Около датхи очутились откуда-то два глазастых черномазых мальчугана в халатиках.
- Это мои внуки, - сказала нам датха. - С одним из них у нас большое горе. У него растет кривая нога, и никто здесь не может его вылечить.
- Вы бы повезли его в Ташкент или хоть бы в Маргелан, там есть хорошие доктора, - посоветовали мы.
- Мне говорили, что нужно везти в Москву, что только там могут его вылечить. Правда ли это? И ведь это очень далеко?
- В Москве, конечно, отлично вылечат, только это действительно очень далеко, - сказал я. - Нужно ехать не останавливаясь целых три недели.
- О, это слишком далеко, нам нельзя об этом и думать… - сказала датха".
В год приезда Маркова Курманджан датке исполнилось 90 лет. Как видно из его рассказа, на выжившую из ума от горя старуху Алайская царица тогда была совсем не похожа.
А еще через пять лет после этого, в 1906 году, с Алайской царицей встретился барон, путешественник и будущий президент Финляндии Густав Маннергейм.
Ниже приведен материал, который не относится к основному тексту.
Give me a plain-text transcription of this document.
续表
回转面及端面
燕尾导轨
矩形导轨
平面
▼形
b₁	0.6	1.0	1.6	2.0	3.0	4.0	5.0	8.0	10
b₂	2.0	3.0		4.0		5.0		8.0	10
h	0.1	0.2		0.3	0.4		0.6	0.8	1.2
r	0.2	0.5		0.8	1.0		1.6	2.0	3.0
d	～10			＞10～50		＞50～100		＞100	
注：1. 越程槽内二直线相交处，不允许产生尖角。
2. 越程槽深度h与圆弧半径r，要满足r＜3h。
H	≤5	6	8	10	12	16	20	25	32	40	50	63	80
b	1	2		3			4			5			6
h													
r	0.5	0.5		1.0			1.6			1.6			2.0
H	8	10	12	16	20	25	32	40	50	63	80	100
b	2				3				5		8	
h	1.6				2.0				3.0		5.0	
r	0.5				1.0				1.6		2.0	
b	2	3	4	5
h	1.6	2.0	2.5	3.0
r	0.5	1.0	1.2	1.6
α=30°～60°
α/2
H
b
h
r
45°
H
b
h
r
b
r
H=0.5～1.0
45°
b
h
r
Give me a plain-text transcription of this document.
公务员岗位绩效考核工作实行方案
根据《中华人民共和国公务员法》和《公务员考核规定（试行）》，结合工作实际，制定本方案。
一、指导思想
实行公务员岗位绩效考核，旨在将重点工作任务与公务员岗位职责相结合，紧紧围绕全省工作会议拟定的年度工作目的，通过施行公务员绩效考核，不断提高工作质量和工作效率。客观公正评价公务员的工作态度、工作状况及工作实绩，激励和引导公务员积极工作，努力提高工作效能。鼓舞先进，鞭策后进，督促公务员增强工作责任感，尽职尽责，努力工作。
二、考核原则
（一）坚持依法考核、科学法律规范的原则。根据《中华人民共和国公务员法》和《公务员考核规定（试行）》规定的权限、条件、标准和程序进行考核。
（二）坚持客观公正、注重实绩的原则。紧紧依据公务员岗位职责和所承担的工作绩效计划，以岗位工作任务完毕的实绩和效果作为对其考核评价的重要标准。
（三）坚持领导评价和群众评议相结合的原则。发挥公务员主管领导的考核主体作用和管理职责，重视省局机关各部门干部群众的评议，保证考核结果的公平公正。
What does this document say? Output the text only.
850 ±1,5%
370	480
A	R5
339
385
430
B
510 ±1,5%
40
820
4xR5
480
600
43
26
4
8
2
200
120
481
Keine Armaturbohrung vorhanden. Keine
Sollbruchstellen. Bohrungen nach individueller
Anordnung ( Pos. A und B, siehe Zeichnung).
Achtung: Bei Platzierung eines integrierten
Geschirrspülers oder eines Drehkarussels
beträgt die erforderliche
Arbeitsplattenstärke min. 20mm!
Его разведывательная экспедиция в Китай стартовала в Санкт-Петербурге, маршрут проходил в том числе и по территории современного Кыргызстана. В своих записках Маннергейм рассказывал о кратком визите в ставку Курманджан датки и о встрече с ней. Барон был поражен, как датка "с помощью внука легко села на коня, и по тому, как сидела в седле, было видно, что езда верхом для нее - привычное дело". Напомню, на тот момент Курманджан датке было 95 лет.
Сделанные Маннергеймом снимки Курманджан датки стали ее последними фотографиями - через полгода после этого Алайской царицы не стало.